Start with a 3.5" or better yet a 4" concrete floor. Dig it down to your present wall footing or so you end up with 8' interior walls. Put the concrete on a 4" to 6" or so rock or sand base. Screed all of this level. Use remesh on top of a 6 mil plastic vapor barrier. Have all of your floor drains, plumbing, sewage pump basin, sump pump basin, and french drain lines all hooked up and wrapped as needed. Don't forget to pour footings for any load bearing walls and support posts. Use rebar as required by code. Talk to your concrete company but get a 3000# to 4000# concrete.
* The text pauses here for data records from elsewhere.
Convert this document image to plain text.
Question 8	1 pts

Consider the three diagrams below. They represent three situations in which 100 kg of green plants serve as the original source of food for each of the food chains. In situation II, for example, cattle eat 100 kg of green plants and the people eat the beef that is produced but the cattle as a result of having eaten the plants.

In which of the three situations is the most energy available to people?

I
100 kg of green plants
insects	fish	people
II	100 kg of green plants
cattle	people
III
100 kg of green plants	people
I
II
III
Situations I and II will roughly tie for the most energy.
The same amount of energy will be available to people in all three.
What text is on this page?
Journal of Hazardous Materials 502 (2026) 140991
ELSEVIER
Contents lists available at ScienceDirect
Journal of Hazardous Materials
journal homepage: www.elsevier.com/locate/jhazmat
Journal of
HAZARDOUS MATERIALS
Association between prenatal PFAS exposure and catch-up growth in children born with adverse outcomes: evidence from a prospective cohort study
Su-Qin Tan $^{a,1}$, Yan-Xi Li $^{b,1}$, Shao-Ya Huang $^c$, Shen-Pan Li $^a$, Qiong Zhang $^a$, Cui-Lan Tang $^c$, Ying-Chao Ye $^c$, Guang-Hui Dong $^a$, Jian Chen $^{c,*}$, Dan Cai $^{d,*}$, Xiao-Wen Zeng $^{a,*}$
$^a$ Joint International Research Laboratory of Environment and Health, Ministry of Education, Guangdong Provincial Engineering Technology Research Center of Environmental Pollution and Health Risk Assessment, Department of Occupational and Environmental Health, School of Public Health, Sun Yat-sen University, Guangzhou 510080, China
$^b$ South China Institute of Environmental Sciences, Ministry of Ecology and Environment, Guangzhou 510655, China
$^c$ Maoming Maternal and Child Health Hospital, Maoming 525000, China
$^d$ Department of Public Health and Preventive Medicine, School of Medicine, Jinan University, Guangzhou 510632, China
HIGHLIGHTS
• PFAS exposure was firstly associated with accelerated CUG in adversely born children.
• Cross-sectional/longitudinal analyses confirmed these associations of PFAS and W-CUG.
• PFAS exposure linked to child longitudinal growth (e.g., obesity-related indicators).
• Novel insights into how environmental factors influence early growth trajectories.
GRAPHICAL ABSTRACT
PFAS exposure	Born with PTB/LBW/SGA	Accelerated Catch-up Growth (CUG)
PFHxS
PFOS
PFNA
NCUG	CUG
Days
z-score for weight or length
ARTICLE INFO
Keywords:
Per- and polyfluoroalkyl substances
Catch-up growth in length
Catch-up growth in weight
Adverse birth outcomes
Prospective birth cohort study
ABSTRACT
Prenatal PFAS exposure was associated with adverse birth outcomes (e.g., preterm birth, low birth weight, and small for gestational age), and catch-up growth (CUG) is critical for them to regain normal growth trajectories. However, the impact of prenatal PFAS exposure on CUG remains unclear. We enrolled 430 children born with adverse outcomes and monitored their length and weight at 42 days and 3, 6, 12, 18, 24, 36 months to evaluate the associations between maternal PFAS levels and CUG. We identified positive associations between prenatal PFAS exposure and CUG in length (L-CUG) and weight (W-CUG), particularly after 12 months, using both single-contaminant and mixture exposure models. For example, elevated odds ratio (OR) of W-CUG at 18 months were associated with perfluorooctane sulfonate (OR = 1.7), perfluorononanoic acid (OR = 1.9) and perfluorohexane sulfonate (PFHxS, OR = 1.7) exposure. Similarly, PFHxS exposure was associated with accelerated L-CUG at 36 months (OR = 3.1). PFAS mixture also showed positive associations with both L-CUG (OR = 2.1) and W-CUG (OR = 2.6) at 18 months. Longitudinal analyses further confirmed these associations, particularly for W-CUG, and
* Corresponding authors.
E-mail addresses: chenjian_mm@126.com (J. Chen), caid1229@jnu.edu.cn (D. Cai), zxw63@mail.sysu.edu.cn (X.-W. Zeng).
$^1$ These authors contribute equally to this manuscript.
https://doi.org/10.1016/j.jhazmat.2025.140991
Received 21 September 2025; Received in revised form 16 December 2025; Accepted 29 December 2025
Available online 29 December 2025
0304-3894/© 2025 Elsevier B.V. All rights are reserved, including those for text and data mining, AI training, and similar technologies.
Ask them about the slump factor, how much cement and other additives and water and air percentages they recommend for your area for a basement.
You will need the standard concrete tools such as mag floats, trowels, bull float, power screed (or manual screed board), straight screed pipes to do it in 8' to 10' sections at a time, a transit, line level, or laser level to set level lines, and a power trowel to get it smooth. Allow a tiny, little slope so when, I repeat when, the basement floods, it will hopefully run towards the drain/sump pump. Run a trough through a window and use wheel barrows or get a pump truck to pump it in. Have plenty of experienced helpers when doing the pour. Run a chalk line around the basement wall. Also be prepared to hand float any sloping areas such as around drains and against walls. As your mother always told you, don't forget to wear your rubbers (when walking around in wet concrete).
This is not an easy job even for an experienced diyer with concrete experience such as drives and patios. If you've never poured concrete before, then there are too many things that can and will go wrong and it is all compounded by the cramped quarters and problems working against walls that you will not be able to handle even if you own or can borrow or rent the aforementioned tools. Mess it up and then think about all the jackhammering and remesh cutting and carrying chunks of concrete and wire remesh up the stairs so you can start over again.
I strongly recommend an experienced concrete crew with guys who know how to hand mag float next to walls, work the power screed, and move over and do the next section. Once the grade work and remesh, etc. is down, they can do the pour in a 2 or 3 hours and be back power troweling later in the afternoon.